My enjoyment of Tichit was intermixed with anxiety about leaving the KLR behind. I had to get word to America about my situation and find out if parts could be sent. There is no cell phone reception in Tichit and the only way to get a message out is by Thuraya, the Arab World's oft-deficient satellite phone service. We were having problems with the Spaniard's Thuraya, and pointing it towards Mecca (we were told that the satellite hovers above Islam's holiest city) wasn't helping. So we went for local tech support.
Masato had made friends already, as he always does (language barriers mean nothing, people love the guy), and led one of the Spaniards and I down some sandy alleys and into the atrium of a local woman's house. We sat down and soon wondered what exactly we had come here for.
Our tech support was a middle aged, heavy-set black Mauritanian woman with shades. Like all Mauritanians she moved very slowly, and we sat for ten minutes while she washed her hands, ate a meal of rice and goat with her friends, and sipped tea as if we weren't even there. Another woman sat nearby with a breast out feeding her baby. A few bags of what I hoped was camel milk were piled nearby.
Finally she turned to us and motioned for us to hand over the phone. We did, and tried to explain that we could not get SMS to work, and did not know how to add minutes to our phone. Of course communicating all this in English was getting us nowhere, so a ”translator” was called.
The translator was a young guy in his 20s, who although being from Tichit inexplicably could not speak French but spoke English. Or so we were told. Masato spent five minutes explaining in slow and basic English what we needed, and after five minutes of nodding, translating, and confidently proclaiming that he understood, our translator floored us when a look of surprise came to his face and he asked Masato enthusiastically "You speak English?" We smiled, said our goodbyes, and promptly left, and I couldn't help but worry a little if whatever had just happened was contagious.

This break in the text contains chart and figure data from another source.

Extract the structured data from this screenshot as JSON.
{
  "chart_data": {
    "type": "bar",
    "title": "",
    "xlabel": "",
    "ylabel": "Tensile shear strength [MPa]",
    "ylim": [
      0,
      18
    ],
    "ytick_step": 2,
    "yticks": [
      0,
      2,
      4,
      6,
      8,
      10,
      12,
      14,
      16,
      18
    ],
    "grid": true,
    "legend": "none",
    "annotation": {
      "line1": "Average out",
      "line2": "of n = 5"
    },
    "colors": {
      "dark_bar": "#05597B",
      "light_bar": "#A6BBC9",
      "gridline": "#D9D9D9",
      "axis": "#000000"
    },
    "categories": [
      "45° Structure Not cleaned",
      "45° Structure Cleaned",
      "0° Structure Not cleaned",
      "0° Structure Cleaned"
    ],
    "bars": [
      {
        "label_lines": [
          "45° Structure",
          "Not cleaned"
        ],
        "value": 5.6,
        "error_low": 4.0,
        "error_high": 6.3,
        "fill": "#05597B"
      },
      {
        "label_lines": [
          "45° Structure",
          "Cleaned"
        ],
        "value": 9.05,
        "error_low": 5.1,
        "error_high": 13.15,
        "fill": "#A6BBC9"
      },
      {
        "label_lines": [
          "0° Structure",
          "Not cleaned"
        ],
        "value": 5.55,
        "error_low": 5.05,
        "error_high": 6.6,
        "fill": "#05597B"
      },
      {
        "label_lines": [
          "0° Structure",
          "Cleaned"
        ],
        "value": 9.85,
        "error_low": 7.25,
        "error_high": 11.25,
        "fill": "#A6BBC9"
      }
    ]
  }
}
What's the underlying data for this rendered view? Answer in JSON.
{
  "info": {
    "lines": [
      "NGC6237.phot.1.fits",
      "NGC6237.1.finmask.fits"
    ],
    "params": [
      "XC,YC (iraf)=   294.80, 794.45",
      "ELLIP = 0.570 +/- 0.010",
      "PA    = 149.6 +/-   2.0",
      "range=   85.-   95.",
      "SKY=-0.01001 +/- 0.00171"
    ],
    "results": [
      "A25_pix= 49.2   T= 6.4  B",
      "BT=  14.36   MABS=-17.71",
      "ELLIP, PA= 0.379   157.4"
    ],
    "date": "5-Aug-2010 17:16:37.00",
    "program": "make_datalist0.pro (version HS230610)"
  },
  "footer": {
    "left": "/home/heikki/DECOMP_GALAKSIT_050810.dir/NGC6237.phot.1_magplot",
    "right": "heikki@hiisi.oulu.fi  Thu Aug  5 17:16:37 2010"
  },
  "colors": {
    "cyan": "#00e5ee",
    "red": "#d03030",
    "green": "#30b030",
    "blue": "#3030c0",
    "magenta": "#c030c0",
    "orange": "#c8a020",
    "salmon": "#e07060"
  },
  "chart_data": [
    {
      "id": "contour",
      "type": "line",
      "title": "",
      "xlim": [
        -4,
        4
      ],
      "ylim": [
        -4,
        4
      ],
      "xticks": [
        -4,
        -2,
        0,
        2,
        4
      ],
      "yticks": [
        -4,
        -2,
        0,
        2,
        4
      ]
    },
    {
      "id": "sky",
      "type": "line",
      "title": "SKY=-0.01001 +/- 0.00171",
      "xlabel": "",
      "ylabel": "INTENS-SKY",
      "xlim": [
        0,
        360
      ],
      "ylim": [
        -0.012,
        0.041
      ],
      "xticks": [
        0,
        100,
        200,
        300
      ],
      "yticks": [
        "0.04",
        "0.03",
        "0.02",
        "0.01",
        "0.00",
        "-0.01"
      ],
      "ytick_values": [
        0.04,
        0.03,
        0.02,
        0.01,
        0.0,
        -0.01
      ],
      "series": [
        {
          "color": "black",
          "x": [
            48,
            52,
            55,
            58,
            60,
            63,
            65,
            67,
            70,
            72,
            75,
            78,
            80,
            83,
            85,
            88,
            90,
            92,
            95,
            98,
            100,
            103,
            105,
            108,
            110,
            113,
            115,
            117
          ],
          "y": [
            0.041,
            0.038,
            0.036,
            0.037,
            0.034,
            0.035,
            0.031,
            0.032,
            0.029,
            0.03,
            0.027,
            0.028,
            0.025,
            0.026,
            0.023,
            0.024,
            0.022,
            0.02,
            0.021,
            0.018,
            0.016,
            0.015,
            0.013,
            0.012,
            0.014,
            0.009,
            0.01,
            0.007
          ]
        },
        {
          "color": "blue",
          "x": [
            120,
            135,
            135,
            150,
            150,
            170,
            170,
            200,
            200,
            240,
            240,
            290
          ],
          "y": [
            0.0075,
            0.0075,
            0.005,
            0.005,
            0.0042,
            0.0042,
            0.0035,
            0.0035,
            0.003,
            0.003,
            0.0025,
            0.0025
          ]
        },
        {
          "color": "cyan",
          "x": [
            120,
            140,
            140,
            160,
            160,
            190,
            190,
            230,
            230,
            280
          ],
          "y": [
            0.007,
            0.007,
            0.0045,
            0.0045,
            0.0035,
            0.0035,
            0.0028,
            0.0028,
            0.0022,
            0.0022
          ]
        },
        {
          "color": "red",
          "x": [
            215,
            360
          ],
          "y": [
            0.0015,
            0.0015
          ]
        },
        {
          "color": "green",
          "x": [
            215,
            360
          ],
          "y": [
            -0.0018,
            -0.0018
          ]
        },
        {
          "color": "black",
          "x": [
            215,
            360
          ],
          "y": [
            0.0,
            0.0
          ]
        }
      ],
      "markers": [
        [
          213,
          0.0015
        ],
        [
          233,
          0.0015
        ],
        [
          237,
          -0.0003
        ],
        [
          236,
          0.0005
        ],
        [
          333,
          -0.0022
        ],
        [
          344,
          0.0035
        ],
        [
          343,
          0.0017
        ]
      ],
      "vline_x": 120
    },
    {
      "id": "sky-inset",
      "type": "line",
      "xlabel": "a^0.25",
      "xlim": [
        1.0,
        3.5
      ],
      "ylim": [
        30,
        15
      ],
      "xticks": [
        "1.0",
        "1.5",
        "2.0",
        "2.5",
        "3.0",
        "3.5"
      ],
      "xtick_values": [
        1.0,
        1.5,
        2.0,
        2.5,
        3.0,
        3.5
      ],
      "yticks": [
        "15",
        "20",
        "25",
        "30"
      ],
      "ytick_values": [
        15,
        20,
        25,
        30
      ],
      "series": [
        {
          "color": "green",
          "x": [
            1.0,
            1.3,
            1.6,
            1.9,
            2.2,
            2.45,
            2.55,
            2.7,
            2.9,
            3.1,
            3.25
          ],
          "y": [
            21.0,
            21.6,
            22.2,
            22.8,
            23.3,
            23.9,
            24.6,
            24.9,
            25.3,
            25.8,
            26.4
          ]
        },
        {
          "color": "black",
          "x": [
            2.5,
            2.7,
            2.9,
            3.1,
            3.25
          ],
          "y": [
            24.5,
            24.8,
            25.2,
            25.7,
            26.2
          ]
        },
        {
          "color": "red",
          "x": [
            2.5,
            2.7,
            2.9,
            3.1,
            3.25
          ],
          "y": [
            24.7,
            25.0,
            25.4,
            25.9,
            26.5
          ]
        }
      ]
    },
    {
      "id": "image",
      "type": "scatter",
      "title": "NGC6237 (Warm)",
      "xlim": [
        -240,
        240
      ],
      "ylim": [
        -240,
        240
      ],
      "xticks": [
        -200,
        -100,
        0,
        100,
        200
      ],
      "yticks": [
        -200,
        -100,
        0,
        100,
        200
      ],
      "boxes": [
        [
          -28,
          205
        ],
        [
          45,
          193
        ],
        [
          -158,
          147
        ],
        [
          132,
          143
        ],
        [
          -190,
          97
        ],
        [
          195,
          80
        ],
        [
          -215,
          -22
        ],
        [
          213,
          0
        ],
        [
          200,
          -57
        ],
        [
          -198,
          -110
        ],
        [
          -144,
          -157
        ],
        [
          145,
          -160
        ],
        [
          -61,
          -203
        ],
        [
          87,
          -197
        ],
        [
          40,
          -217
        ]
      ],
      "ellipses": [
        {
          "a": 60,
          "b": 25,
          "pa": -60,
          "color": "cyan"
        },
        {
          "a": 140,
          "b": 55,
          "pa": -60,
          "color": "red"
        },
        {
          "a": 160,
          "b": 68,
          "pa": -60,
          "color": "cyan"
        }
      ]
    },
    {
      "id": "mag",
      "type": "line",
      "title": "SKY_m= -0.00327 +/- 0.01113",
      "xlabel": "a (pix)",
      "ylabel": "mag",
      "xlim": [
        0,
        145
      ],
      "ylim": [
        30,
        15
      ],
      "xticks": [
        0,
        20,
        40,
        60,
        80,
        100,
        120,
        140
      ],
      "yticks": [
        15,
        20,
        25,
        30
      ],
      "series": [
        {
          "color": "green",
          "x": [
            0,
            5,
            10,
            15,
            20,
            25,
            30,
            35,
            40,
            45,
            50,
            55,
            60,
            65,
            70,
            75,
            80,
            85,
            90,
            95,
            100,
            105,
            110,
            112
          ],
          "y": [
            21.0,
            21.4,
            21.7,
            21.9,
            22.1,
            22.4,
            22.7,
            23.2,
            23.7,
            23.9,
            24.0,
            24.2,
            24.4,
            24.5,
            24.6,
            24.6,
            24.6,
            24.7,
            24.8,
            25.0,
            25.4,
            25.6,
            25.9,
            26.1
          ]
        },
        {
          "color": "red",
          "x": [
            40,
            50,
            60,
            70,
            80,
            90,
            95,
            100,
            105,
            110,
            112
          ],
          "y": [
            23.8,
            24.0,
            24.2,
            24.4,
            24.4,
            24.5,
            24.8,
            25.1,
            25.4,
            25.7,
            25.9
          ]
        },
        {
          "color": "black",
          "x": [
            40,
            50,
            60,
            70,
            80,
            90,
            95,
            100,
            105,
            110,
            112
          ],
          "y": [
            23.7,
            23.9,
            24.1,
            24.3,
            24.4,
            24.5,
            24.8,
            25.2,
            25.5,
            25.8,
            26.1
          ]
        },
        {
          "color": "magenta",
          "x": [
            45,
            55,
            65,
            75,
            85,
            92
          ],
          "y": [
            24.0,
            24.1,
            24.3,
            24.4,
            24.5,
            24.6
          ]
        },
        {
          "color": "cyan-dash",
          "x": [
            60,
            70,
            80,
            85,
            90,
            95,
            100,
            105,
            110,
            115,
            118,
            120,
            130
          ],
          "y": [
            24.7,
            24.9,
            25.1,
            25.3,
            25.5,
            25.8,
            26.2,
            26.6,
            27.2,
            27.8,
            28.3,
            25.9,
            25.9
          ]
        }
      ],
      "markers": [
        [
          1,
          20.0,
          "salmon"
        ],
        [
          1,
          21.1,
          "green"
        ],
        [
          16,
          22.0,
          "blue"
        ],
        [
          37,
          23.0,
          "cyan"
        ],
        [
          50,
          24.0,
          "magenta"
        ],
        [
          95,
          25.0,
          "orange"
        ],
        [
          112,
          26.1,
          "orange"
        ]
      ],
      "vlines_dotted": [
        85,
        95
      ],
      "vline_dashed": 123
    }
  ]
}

There is nothing better than disappearing to some insane, off the beaten path place that nobody in their right mind would go to, and Tichit delivered on all accounts. Unfortunately, the KLR had seen better days and it needed to be rescued back to Nouakchott for a costly clutch transplant.
I sold my 70 liters of petrol for 13,000 ougiya and a liter of camel milk, which we passed around on my last night with the group. The others would continue on the piste towards Nema. I spent two days limping back to Nouakchott, hearing the sounds of a screaming goat and my bike bouncing around in the back of the pickup truck as I reflected on my fond memories of Tichit. There would be other adventures on other days, and with the clutch fixed I would soon be back on the road. In shah Allah, as they say.